Repotting house plants

There’s a messy job that is best done outdoors if possible.

You’ll need a new pot, somewhat larger than the older one. Despite internet lore telling you a pot needs to be only 1″ larger than the last one, any larger size will do. The concerns over a pot that is much larger are that the roots won’t reach through all of the soil to start so some soil may stay wet for longer than is healthy for the plant. So if you go to a much larger pot, you will have to careful watering the plant until the root system fills out.

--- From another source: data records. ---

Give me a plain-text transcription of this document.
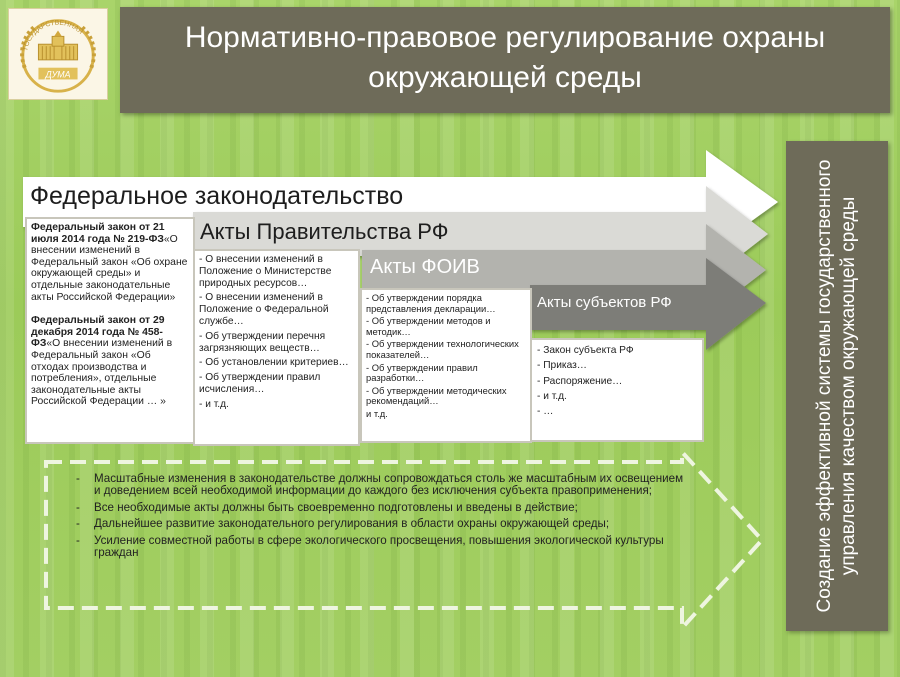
ГОСУДАРСТВЕННАЯ
ДУМА
Нормативно-правовое регулирование охраны
окружающей среды
Федеральное законодательство
Акты Правительства РФ
Акты ФОИВ
Акты субъектов РФ

Федеральный закон от 21 июля 2014 года № 219-ФЗ«О внесении изменений в Федеральный закон «Об охране окружающей среды» и отдельные законодательные акты Российской Федерации»

Федеральный закон от 29 декабря 2014 года № 458-ФЗ«О внесении изменений в Федеральный закон «Об отходах производства и потребления», отдельные законодательные акты Российской Федерации … »

- О внесении изменений в Положение о Министерстве природных ресурсов…
- О внесении изменений в Положение о Федеральной службе…
- Об утверждении перечня загрязняющих веществ…
- Об установлении критериев…
- Об утверждении правил исчисления…
- и т.д.
- Об утверждении порядка представления декларации…
- Об утверждении методов и методик…
- Об утверждении технологических показателей…
- Об утверждении правил разработки…
- Об утверждении методических рекомендаций…
и т.д.
- Закон субъекта РФ
- Приказ…
- Распоряжение…
- и т.д.
- …
- Масштабные изменения в законодательстве должны сопровождаться столь же масштабным их освещением и доведением всей необходимой информации до каждого без исключения субъекта правоприменения;
- Все необходимые акты должны быть своевременно подготовлены и введены в действие;
- Дальнейшее развитие законодательного регулирования в области охраны окружающей среды;
- Усиление совместной работы в сфере экологического просвещения, повышения экологической культуры граждан	Создание эффективной системы государственного управления качеством окружающей среды
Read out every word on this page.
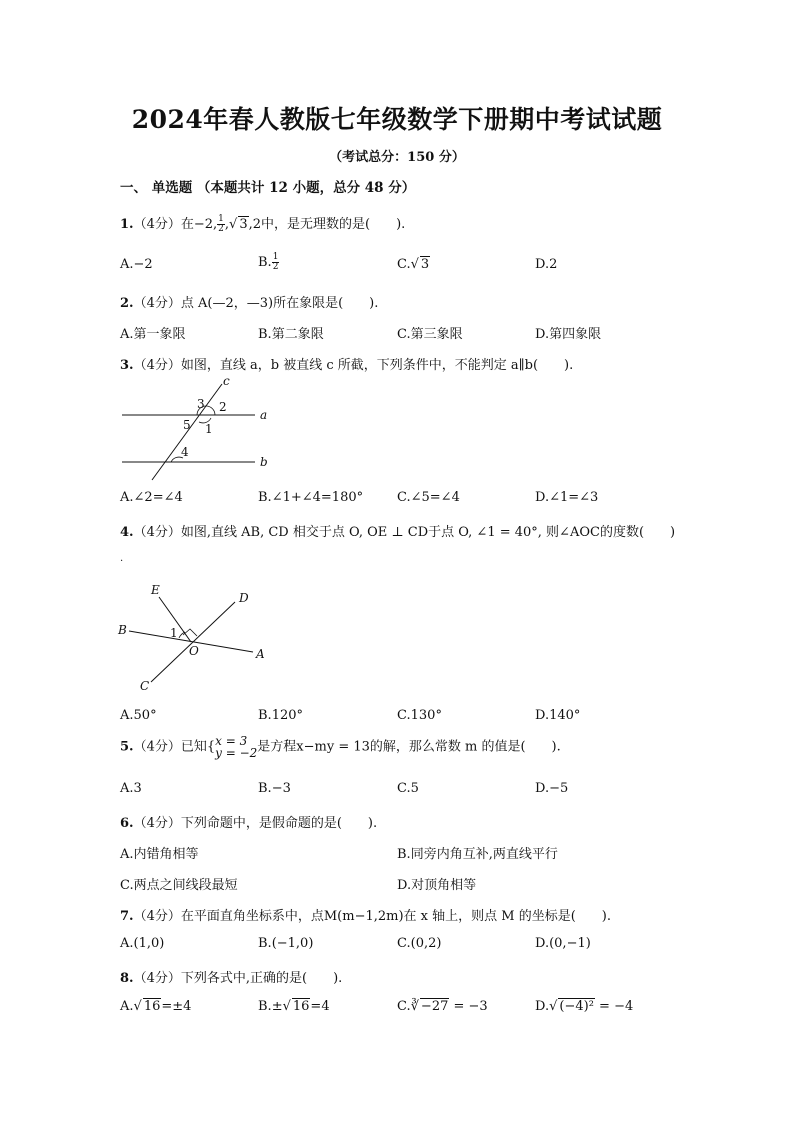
2024年春人教版七年级数学下册期中考试试题
（考试总分：150 分）
一、 单选题 （本题共计 12 小题，总分 48 分）
1.（4分）在−2, $\frac{1}{2}$ ,√ 3,2中，是无理数的是(　　).
A.−2	B. $\frac{1}{2}$	C.√ 3	D.2
2.（4分）点 A(—2，—3)所在象限是(　　).
A.第一象限	B.第二象限	C.第三象限	D.第四象限
3.（4分）如图，直线 a，b 被直线 c 所截，下列条件中，不能判定 a∥b(　　).
c
a
b
3 2
5 1
4
A.∠2=∠4	B.∠1+∠4=180°	C.∠5=∠4	D.∠1=∠3
4.（4分）如图,直线 AB, CD 相交于点 O, OE ⊥ CD于点 O, ∠1 = 40°, 则∠AOC的度数(　　)
.
E
D
B
O	A
C
1
A.50°	B.120°	C.130°	D.140°
5.（4分）已知{ x = 3
y = −2 是方程x−my = 13的解，那么常数 m 的值是(　　).
A.3	B.−3	C.5	D.−5
6.（4分）下列命题中，是假命题的是(　　).
A.内错角相等	B.同旁内角互补,两直线平行
C.两点之间线段最短	D.对顶角相等
7.（4分）在平面直角坐标系中，点M(m−1,2m)在 x 轴上，则点 M 的坐标是(　　).
A.(1,0)	B.(−1,0)	C.(0,2)	D.(0,−1)
8.（4分）下列各式中,正确的是(　　).
A.√ 16=±4	B.±√ 16=4	C.∛ −27 = −3	D.√ (−4)² = −4
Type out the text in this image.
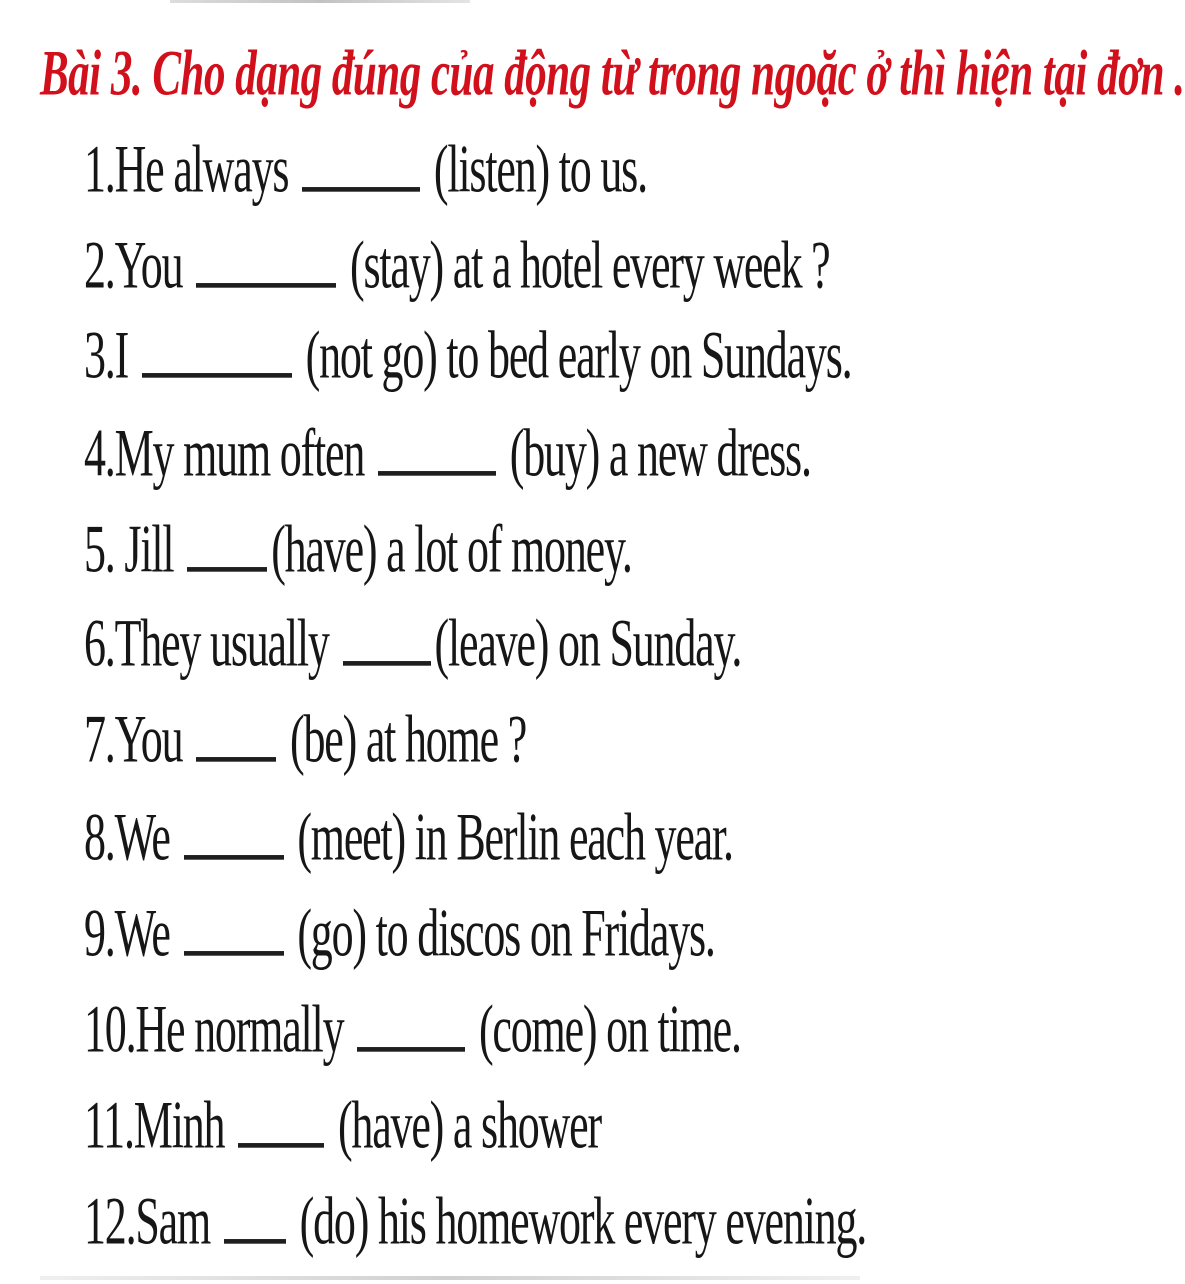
Bài 3. Cho dạng đúng của động từ trong ngoặc ở thì hiện tại đơn .
1.He always	(listen) to us.
2.You	(stay) at a hotel every week ?
3.I	(not go) to bed early on Sundays.
4.My mum often	(buy) a new dress.
5. Jill (have) a lot of money.
6.They usually (leave) on Sunday.
7.You  (be) at home ?
8.We  (meet) in Berlin each year.
9.We  (go) to discos on Fridays.
10.He normally	(come) on time.
11.Minh  (have) a shower
12.Sam  (do) his homework every evening.
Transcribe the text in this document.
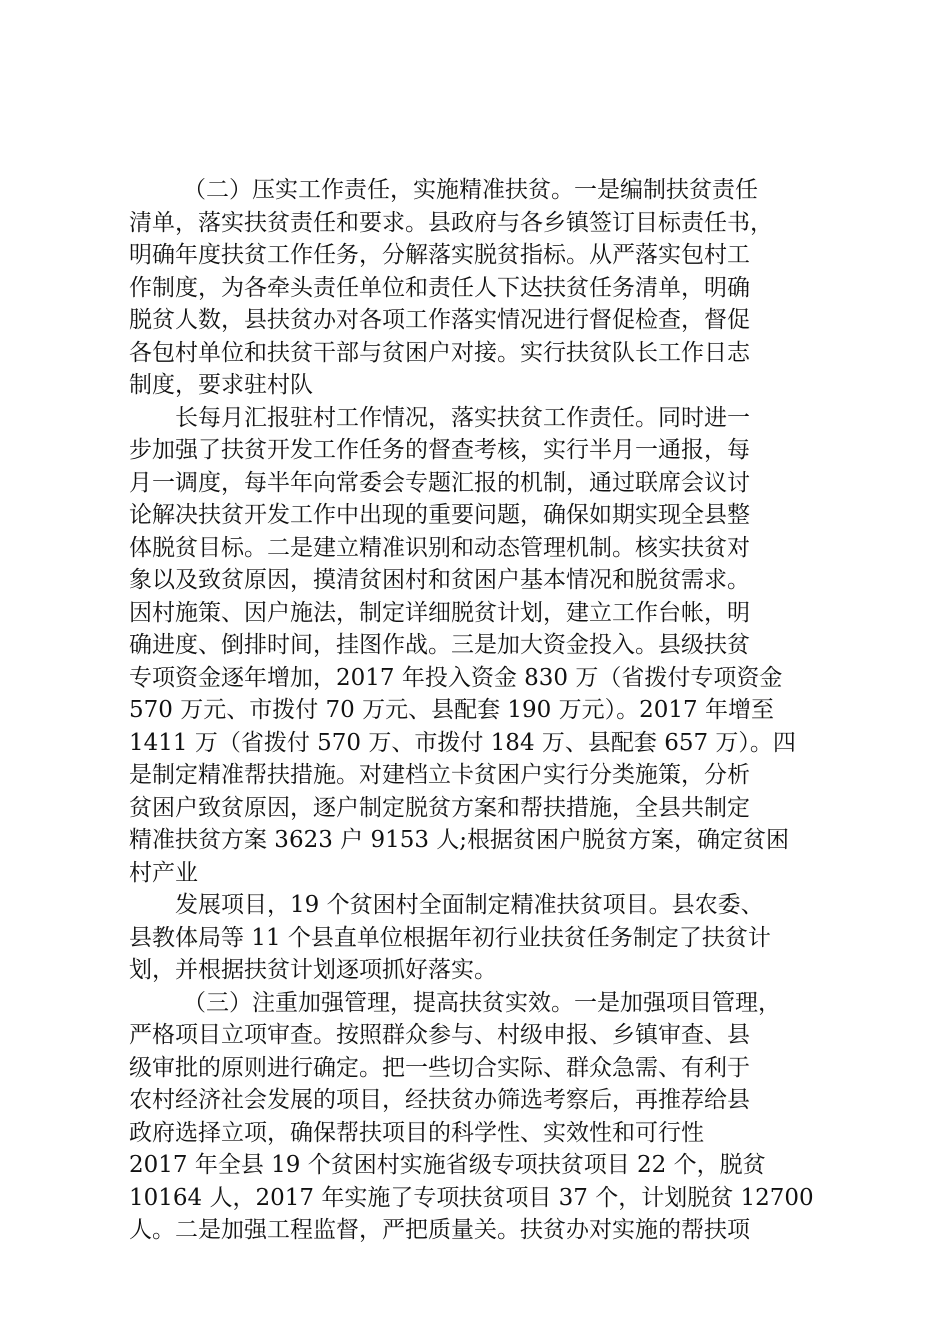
（二）压实工作责任，实施精准扶贫。一是编制扶贫责任
清单，落实扶贫责任和要求。县政府与各乡镇签订目标责任书，
明确年度扶贫工作任务，分解落实脱贫指标。从严落实包村工
作制度，为各牵头责任单位和责任人下达扶贫任务清单，明确
脱贫人数，县扶贫办对各项工作落实情况进行督促检查，督促
各包村单位和扶贫干部与贫困户对接。实行扶贫队长工作日志
制度，要求驻村队
长每月汇报驻村工作情况，落实扶贫工作责任。同时进一
步加强了扶贫开发工作任务的督查考核，实行半月一通报，每
月一调度，每半年向常委会专题汇报的机制，通过联席会议讨
论解决扶贫开发工作中出现的重要问题，确保如期实现全县整
体脱贫目标。二是建立精准识别和动态管理机制。核实扶贫对
象以及致贫原因，摸清贫困村和贫困户基本情况和脱贫需求。
因村施策、因户施法，制定详细脱贫计划，建立工作台帐，明
确进度、倒排时间，挂图作战。三是加大资金投入。县级扶贫
专项资金逐年增加，2017 年投入资金 830 万（省拨付专项资金
570 万元、市拨付 70 万元、县配套 190 万元）。2017 年增至
1411 万（省拨付 570 万、市拨付 184 万、县配套 657 万）。四
是制定精准帮扶措施。对建档立卡贫困户实行分类施策，分析
贫困户致贫原因，逐户制定脱贫方案和帮扶措施，全县共制定
精准扶贫方案 3623 户 9153 人;根据贫困户脱贫方案，确定贫困
村产业
发展项目，19 个贫困村全面制定精准扶贫项目。县农委、
县教体局等 11 个县直单位根据年初行业扶贫任务制定了扶贫计
划，并根据扶贫计划逐项抓好落实。
（三）注重加强管理，提高扶贫实效。一是加强项目管理，
严格项目立项审查。按照群众参与、村级申报、乡镇审查、县
级审批的原则进行确定。把一些切合实际、群众急需、有利于
农村经济社会发展的项目，经扶贫办筛选考察后，再推荐给县
政府选择立项，确保帮扶项目的科学性、实效性和可行性
2017 年全县 19 个贫困村实施省级专项扶贫项目 22 个，脱贫
10164 人，2017 年实施了专项扶贫项目 37 个，计划脱贫 12700
人。二是加强工程监督，严把质量关。扶贫办对实施的帮扶项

Gently remove the plant from the old pot. If the plant is root bound you may need to slide a knife around the inside edge of the pot. If the soil is too wet it may fall off the plant taking a large chunk of the root system with it. So use extra caution if the soil is very wet.

I dump all the old soil into a trash bucket. Gently get as much off the old soil off the roots as you can with out damaging the roots. If you are repotting an orchid, same thing goes, you are just removing moss instead of dirt.

Then the messy part comes. I rinse in the sink the roots, the plant, and get it all cleaned up and have a good look at everything. Cut off any dead roots, leaves etc.

Put a few inches of soil in the bottom of the pot. If the pot is deeper than this plant needs add styrofoam peanuts or small rocks to the bottom of the pot to prevent the bottom soil from staying wet all the time. If the plant tends to be top heavy, like an orchid planted in moss use a few rocks to keep the plant from tipping over. Otherwise styrofoam will be lighter and make the pot lighter to move about for watering and maintenance.

Spread out the roots as much as you can with out doing damage. Place the plant in the pot with one hand, gently fill in with soil or moss with the other hand.

About the only time I fertilize my house plants is when I repot them. I use a liquid fertilizer with rooting hormone.